China's foreign ministry threatened to punish a prominent non-governmental organisation which lobbied for the release of five freed women activists, saying the group must be held accountable for "breaking the law."
Yirenping, an anti-discrimination NGO, has defended the rights of people with HIV, Hepatitis B, women and people with disabilities.
President Xi Jinping's administration has detained hundreds of activists in the past two years, in what some rights groups say is the worst clampdown on dissent in two decades.
In late March, Chinese police officers raided Yirenping's office and seized laptops and details of contacts, its co-founder, Lu Jun, told Reuters.
The NGO has also lobbied for five women activists whose detentions sparked an outcry by the West and Chinese rights campaigners.

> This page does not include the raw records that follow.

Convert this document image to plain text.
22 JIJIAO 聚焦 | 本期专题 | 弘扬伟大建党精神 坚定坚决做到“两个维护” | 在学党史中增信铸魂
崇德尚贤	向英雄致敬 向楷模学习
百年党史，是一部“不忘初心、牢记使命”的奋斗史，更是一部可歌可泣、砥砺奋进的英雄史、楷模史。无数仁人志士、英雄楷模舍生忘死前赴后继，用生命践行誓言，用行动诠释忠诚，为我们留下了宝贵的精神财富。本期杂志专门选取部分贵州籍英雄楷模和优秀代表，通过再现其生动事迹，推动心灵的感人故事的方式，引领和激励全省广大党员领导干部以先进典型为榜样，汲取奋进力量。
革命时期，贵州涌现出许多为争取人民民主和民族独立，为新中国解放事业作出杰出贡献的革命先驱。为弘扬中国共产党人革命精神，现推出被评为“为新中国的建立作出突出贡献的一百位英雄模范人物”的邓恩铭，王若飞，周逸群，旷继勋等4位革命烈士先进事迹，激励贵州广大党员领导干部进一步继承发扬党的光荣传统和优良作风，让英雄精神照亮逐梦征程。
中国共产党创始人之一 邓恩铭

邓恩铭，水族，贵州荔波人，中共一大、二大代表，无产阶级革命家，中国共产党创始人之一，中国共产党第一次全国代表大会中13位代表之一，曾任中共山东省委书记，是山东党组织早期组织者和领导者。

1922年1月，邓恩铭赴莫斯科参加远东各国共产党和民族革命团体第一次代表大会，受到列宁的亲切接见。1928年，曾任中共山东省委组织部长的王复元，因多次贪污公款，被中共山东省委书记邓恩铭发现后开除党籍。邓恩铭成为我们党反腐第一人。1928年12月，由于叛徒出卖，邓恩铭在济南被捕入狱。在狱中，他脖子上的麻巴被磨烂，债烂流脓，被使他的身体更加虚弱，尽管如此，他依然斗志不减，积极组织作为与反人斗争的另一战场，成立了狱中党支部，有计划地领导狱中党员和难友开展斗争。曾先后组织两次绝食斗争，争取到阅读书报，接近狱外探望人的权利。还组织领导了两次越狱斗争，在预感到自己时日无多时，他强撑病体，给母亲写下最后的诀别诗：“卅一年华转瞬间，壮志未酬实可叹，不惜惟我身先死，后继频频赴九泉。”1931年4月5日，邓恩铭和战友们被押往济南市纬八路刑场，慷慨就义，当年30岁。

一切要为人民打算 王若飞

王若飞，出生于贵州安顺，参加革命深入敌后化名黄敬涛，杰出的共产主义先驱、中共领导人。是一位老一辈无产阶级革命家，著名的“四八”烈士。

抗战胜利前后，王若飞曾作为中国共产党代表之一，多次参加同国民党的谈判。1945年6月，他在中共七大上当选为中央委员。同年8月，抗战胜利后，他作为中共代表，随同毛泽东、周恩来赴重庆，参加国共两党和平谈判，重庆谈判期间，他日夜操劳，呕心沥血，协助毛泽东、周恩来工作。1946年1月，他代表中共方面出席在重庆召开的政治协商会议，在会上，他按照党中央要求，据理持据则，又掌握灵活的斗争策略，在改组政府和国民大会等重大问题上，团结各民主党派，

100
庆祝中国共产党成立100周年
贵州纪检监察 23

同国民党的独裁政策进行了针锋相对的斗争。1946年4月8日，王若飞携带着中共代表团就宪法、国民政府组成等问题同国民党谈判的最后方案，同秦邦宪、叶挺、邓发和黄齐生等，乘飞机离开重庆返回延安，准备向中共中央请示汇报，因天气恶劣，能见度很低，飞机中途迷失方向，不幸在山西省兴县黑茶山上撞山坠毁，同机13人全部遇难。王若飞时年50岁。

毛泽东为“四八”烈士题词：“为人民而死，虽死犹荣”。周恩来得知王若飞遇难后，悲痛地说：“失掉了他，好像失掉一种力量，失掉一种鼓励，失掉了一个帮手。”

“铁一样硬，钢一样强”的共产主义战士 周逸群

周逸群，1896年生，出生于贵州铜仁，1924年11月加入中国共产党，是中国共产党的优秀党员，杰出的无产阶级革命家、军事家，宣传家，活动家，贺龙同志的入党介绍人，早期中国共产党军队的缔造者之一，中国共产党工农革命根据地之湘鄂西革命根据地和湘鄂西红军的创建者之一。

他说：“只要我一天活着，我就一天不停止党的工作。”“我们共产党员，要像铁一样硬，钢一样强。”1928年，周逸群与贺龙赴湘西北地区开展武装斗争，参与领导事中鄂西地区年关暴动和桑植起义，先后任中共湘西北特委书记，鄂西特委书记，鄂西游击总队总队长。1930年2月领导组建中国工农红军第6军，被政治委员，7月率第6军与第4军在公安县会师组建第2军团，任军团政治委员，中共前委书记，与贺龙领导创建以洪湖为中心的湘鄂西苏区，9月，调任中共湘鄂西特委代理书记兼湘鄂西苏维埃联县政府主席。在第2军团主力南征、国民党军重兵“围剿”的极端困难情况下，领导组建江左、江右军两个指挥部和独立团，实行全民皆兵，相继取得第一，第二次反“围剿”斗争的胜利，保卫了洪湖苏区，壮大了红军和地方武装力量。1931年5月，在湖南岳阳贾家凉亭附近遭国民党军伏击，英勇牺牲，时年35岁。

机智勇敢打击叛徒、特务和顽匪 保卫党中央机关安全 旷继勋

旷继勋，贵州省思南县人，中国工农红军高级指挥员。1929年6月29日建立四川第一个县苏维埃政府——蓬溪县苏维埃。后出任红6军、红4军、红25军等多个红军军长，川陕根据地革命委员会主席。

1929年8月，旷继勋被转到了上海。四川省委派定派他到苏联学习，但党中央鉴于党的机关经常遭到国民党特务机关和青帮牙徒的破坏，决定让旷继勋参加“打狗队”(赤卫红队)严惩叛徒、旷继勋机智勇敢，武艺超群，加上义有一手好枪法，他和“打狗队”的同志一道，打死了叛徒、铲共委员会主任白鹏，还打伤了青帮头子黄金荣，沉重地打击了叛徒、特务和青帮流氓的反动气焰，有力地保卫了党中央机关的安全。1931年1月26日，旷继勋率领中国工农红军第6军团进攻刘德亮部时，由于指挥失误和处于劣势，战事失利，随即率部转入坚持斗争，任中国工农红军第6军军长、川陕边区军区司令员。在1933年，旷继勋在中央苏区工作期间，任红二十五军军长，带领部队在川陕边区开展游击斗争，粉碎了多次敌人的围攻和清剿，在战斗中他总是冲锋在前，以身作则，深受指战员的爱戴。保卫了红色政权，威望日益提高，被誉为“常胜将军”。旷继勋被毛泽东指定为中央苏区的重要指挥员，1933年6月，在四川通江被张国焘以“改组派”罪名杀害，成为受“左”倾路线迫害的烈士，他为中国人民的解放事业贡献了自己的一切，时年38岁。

The women, who have campaigned against domestic violence and discrimination, were released on bail.
"For the organisation they are affiliated with, Beijing Yirenping Center, because this organisation is suspected of violating the law, it will face punishment," Chinese Foreign Ministry spokesman Hong Lei said at a daily news briefing.
It is unclear what punishment Yirenping will face.
In a statement to reporters, Lu said the NGO would hire a lawyer to respond to the allegations and the March raid on the office.
Lu said various police departments have monitored Yirenping closely since its founding in 2006.
"We have reason to believe that if Yirenping really engaged in 'illegal' behaviour, the police would have brought it up long ago, and not the foreign ministry today," Lu said.
For more than a month, Lu has campaigned for the release of the women, sending journalists information and setting up a Facebook group called "Free Chinese Feminists."
Wang Zheng, a scholar who researches Chinese women and gender at the University of Michigan, said she believed Chinese authorities targeted the women activists because "they want to smash Yirenping."
"The authorities probably don't want to make too big a splash by arresting the head of Yirenping, so they detained these young women to send the message," Wang was quoted as saying in an interview published on China Change, a website on civil society in China.
"They succeeded in terrifying Yirenping. Once these young feminists were detained, everyone working at Yirenping knew this was about Yirenping," she said.